Hari pembukaan berjalan cukup lancar, meski banyak peserta kecewa karena tidak jadi dibuka oleh Presiden. Suasana upacara jadi sedikit agak wagu, karena Kamabinas berhalangan hadir membuka perhelatan akbar Pramuka ini. Usai pembukaan, sepasang kaki ini membawa saya untuk mampir ke kafetaria, tidak jauh dari lapangan utama. Segelas kopi dan roti semir terhidang, meski memang harganya tak semurah di kota kelahiran. Sebatang rokok ditawarkan oleh Kak Rumi, seorang pelatih dari Maluku. Tak lama kita berbincang cukup asyik kesana kemari sembari menghabiskan abu di tangan.
Dok.Pribadi |
Hari demi hari berlalu di bumi perkemahan. Disinilah sebenarnya peserta melatih diri, bersosialisasi, dan belajar untuk tidak menjadi pribadi individualistik. Menemukan kesadaran bahwa nyatanya manusia itu tidak ada yang bisa hidup sendiri tanpa bantuan orang lain.
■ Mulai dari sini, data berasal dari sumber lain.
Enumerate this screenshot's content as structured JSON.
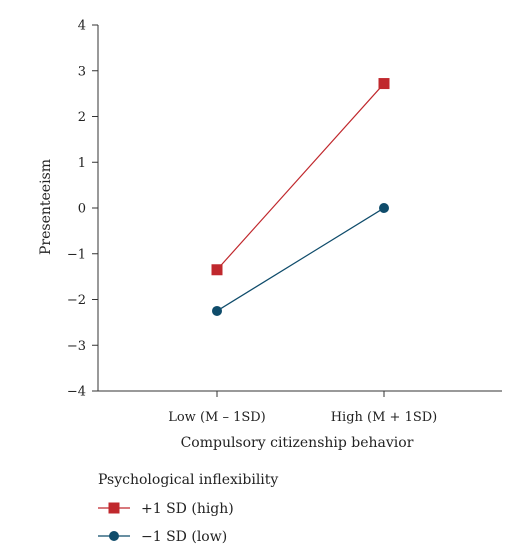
{
  "chart_data": {
    "type": "line",
    "title": "",
    "xlabel": "Compulsory citizenship behavior",
    "ylabel": "Presenteeism",
    "categories": [
      "Low (M – 1SD)",
      "High (M + 1SD)"
    ],
    "ylim": [
      -4,
      4
    ],
    "yticks": [
      -4,
      -3,
      -2,
      -1,
      0,
      1,
      2,
      3,
      4
    ],
    "ytick_labels": [
      "−4",
      "−3",
      "−2",
      "−1",
      "0",
      "1",
      "2",
      "3",
      "4"
    ],
    "grid": false,
    "legend": {
      "title": "Psychological inflexibility",
      "placement": "bottom-left"
    },
    "series": [
      {
        "name": "+1 SD (high)",
        "values": [
          -1.35,
          2.72
        ],
        "color": "#c0282d",
        "marker": "square"
      },
      {
        "name": "−1 SD (low)",
        "values": [
          -2.25,
          0.0
        ],
        "color": "#0f4c6b",
        "marker": "circle"
      }
    ]
  }
}
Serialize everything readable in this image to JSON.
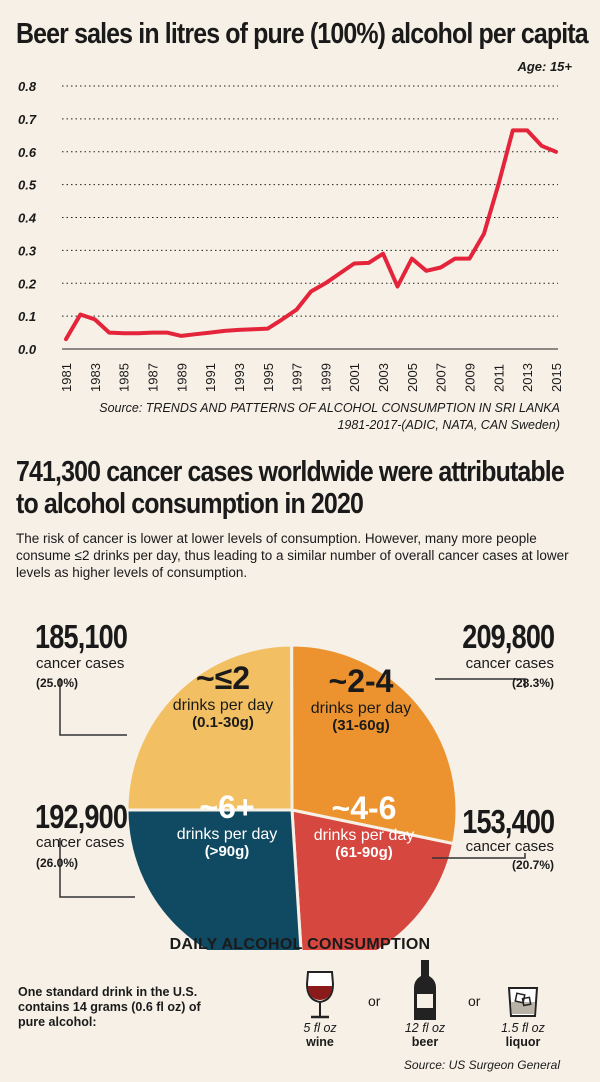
{
  "line_chart_title": "Beer sales in litres of pure (100%) alcohol per capita",
  "age_label": "Age: 15+",
  "source1_line1": "Source: TRENDS AND PATTERNS OF ALCOHOL CONSUMPTION IN SRI LANKA",
  "source1_line2": "1981-2017-(ADIC, NATA, CAN Sweden)",
  "section2_title_line1": "741,300 cancer cases worldwide were attributable",
  "section2_title_line2": "to alcohol consumption in 2020",
  "section2_body": "The risk of cancer is lower at lower levels of consumption. However, many more people consume  ≤2 drinks per day, thus leading to a similar number of overall cancer cases at lower levels as higher levels of consumption.",
  "pie_caption": "DAILY ALCOHOL CONSUMPTION",
  "callouts": [
    {
      "count": "185,100",
      "label": "cancer cases",
      "pct": "(25.0%)"
    },
    {
      "count": "209,800",
      "label": "cancer cases",
      "pct": "(28.3%)"
    },
    {
      "count": "192,900",
      "label": "cancer cases",
      "pct": "(26.0%)"
    },
    {
      "count": "153,400",
      "label": "cancer cases",
      "pct": "(20.7%)"
    }
  ],
  "slices_text": [
    {
      "head": "~≤2",
      "sub": "drinks per day",
      "grams": "(0.1-30g)"
    },
    {
      "head": "~2-4",
      "sub": "drinks per day",
      "grams": "(31-60g)"
    },
    {
      "head": "~6+",
      "sub": "drinks per day",
      "grams": "(>90g)"
    },
    {
      "head": "~4-6",
      "sub": "drinks per day",
      "grams": "(61-90g)"
    }
  ],
  "standard_drink_text": "One standard drink in the U.S. contains 14 grams (0.6 fl oz) of pure alcohol:",
  "drinks": [
    {
      "amount": "5 fl oz",
      "name": "wine",
      "icon": "wine-glass-icon"
    },
    {
      "amount": "12 fl oz",
      "name": "beer",
      "icon": "beer-bottle-icon"
    },
    {
      "amount": "1.5 fl oz",
      "name": "liquor",
      "icon": "liquor-glass-icon"
    }
  ],
  "or_label": "or",
  "source2": "Source: US Surgeon General",
  "chart_data": [
    {
      "type": "line",
      "title": "Beer sales in litres of pure (100%) alcohol per capita",
      "x": [
        1981,
        1982,
        1983,
        1984,
        1985,
        1986,
        1987,
        1988,
        1989,
        1990,
        1991,
        1992,
        1993,
        1994,
        1995,
        1996,
        1997,
        1998,
        1999,
        2000,
        2001,
        2002,
        2003,
        2004,
        2005,
        2006,
        2007,
        2008,
        2009,
        2010,
        2011,
        2012,
        2013,
        2014,
        2015
      ],
      "y": [
        0.03,
        0.105,
        0.09,
        0.05,
        0.048,
        0.048,
        0.05,
        0.05,
        0.04,
        0.045,
        0.05,
        0.055,
        0.058,
        0.06,
        0.062,
        0.09,
        0.12,
        0.175,
        0.2,
        0.23,
        0.26,
        0.262,
        0.29,
        0.19,
        0.275,
        0.238,
        0.248,
        0.275,
        0.275,
        0.35,
        0.5,
        0.665,
        0.665,
        0.618,
        0.6
      ],
      "xticks": [
        "1981",
        "1983",
        "1985",
        "1987",
        "1989",
        "1991",
        "1993",
        "1995",
        "1997",
        "1999",
        "2001",
        "2003",
        "2005",
        "2007",
        "2009",
        "2011",
        "2013",
        "2015"
      ],
      "yticks": [
        "0.0",
        "0.1",
        "0.2",
        "0.3",
        "0.4",
        "0.5",
        "0.6",
        "0.7",
        "0.8"
      ],
      "ylim": [
        0,
        0.8
      ],
      "grid": true,
      "line_color": "#e4243b"
    },
    {
      "type": "pie",
      "title": "DAILY ALCOHOL CONSUMPTION",
      "labels": [
        "~≤2 drinks per day",
        "~2-4 drinks per day",
        "~4-6 drinks per day",
        "~6+ drinks per day"
      ],
      "values": [
        185100,
        209800,
        153400,
        192900
      ],
      "percent": [
        25.0,
        28.3,
        20.7,
        26.0
      ],
      "colors": [
        "#f2c062",
        "#ec932f",
        "#d5473f",
        "#0f4a62"
      ]
    }
  ]
}
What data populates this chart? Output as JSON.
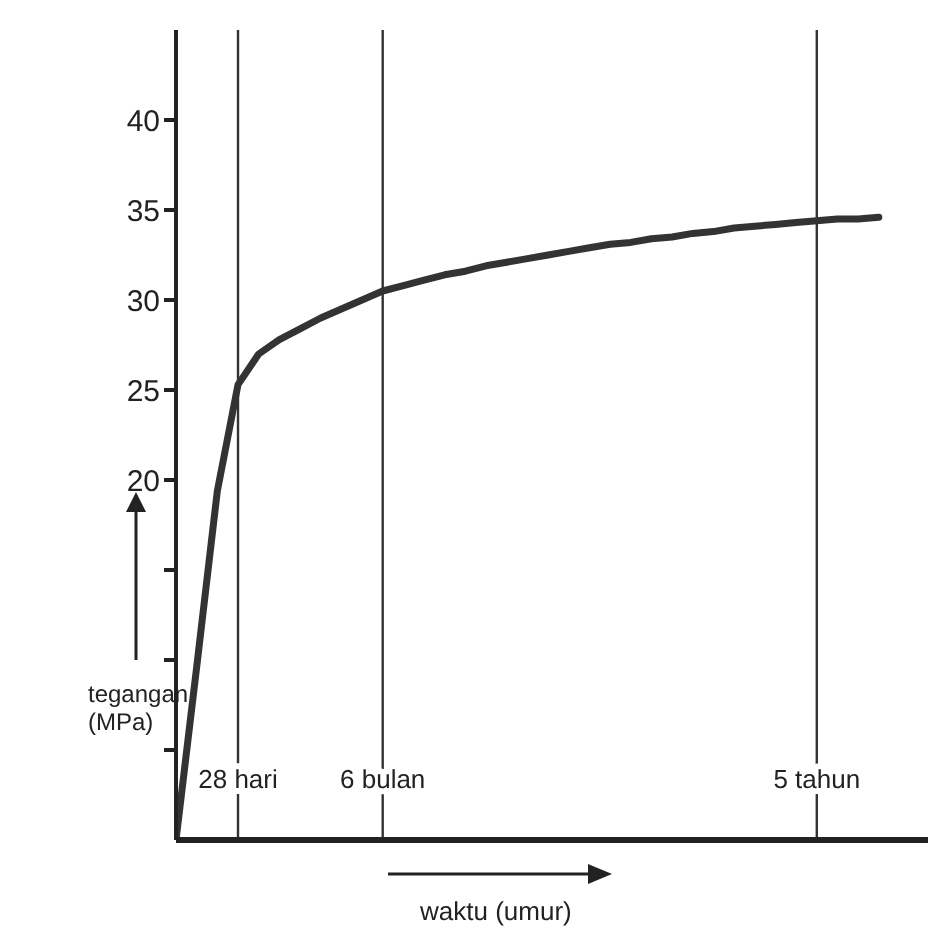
{
  "chart_data": {
    "type": "line",
    "xlabel": "waktu (umur)",
    "ylabel": "tegangan (MPa)",
    "categories": [
      null,
      null,
      null,
      "28 hari",
      null,
      null,
      null,
      null,
      null,
      null,
      "6 bulan",
      null,
      null,
      null,
      null,
      null,
      null,
      null,
      null,
      null,
      null,
      null,
      null,
      null,
      null,
      null,
      null,
      null,
      null,
      null,
      null,
      "5 tahun",
      null,
      null,
      null
    ],
    "series": [
      {
        "color": "#333333",
        "values": [
          0,
          9.6,
          19.4,
          25.3,
          27,
          27.8,
          28.4,
          29,
          29.5,
          30,
          30.5,
          30.8,
          31.1,
          31.4,
          31.6,
          31.9,
          32.1,
          32.3,
          32.5,
          32.7,
          32.9,
          33.1,
          33.2,
          33.4,
          33.5,
          33.7,
          33.8,
          34,
          34.1,
          34.2,
          34.3,
          34.4,
          34.5,
          34.5,
          34.6
        ]
      }
    ],
    "ylim": [
      0,
      45
    ],
    "yticks": [
      {
        "value": 5,
        "label": null
      },
      {
        "value": 10,
        "label": null
      },
      {
        "value": 15,
        "label": null
      },
      20,
      25,
      30,
      35,
      40
    ],
    "ref_lines": [
      {
        "axis": "x",
        "value": "28 hari",
        "color": "#333333"
      },
      {
        "axis": "x",
        "value": "6 bulan",
        "color": "#333333"
      },
      {
        "axis": "x",
        "value": "5 tahun",
        "color": "#333333"
      }
    ],
    "grid": false,
    "legend": false,
    "marker": "none",
    "line_style": "solid"
  }
}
Tidak seperti film Chuck Norris yang dengan sendirian bisa menjadi “Lonewolf” menghabisi musuh-musuhnya, atau seperti Sylvester Stallone yang tanpa kawan menjadi “Rambo” melawan Vietcong.
Harapan saya sebagai pendamping hanya ingin mereka menjadi generasi yang tidak letoy, lemah mental juang, atau bahkan terlalu manja dengan banyaknya sarana pendukung di sekitar mereka. Menjadi pandu berarti belajar bertahan dalam berbagai kondisi. Seperti layaknya pasukan komando, seorang pandu tidak cepat panik, ia tahu harus berbuat apa dan tetap tenang dalam kondisi di bawah tekanan.
Minggu malam, akhirnya kami se-kontingen tiba kembali di kota bengawan. Senyum sumringah orangtua peserta tampak dari wajah-wajah mereka yang harap-harap cemas ditinggalkan anaknya berkemah 10 hari. Melihat fenomena itu, pikiran saya jadi mengenang waktu dulu masih menjadi peserta. Jaman masih lugu dan ra mudengan, hehehe.
Tengah malam saya menjadi orang terakhir yang pulang dari Kwarcab. Seusai memesan taksi online, gerbang sanggar tertutup kembali dalam kesunyian.
Perut sudah berbunyi, waktu sudah agak siang. Tak terasa gelas sudah mengering dan abu rokok sudah mau habis. Sepertinya kisah petualangan Jambore tahun ini harus selesai sampai disini, daripada saya harus menguntal obat maag kembali. Sampai jumpa diperjalanan yang lain, salam kenthos!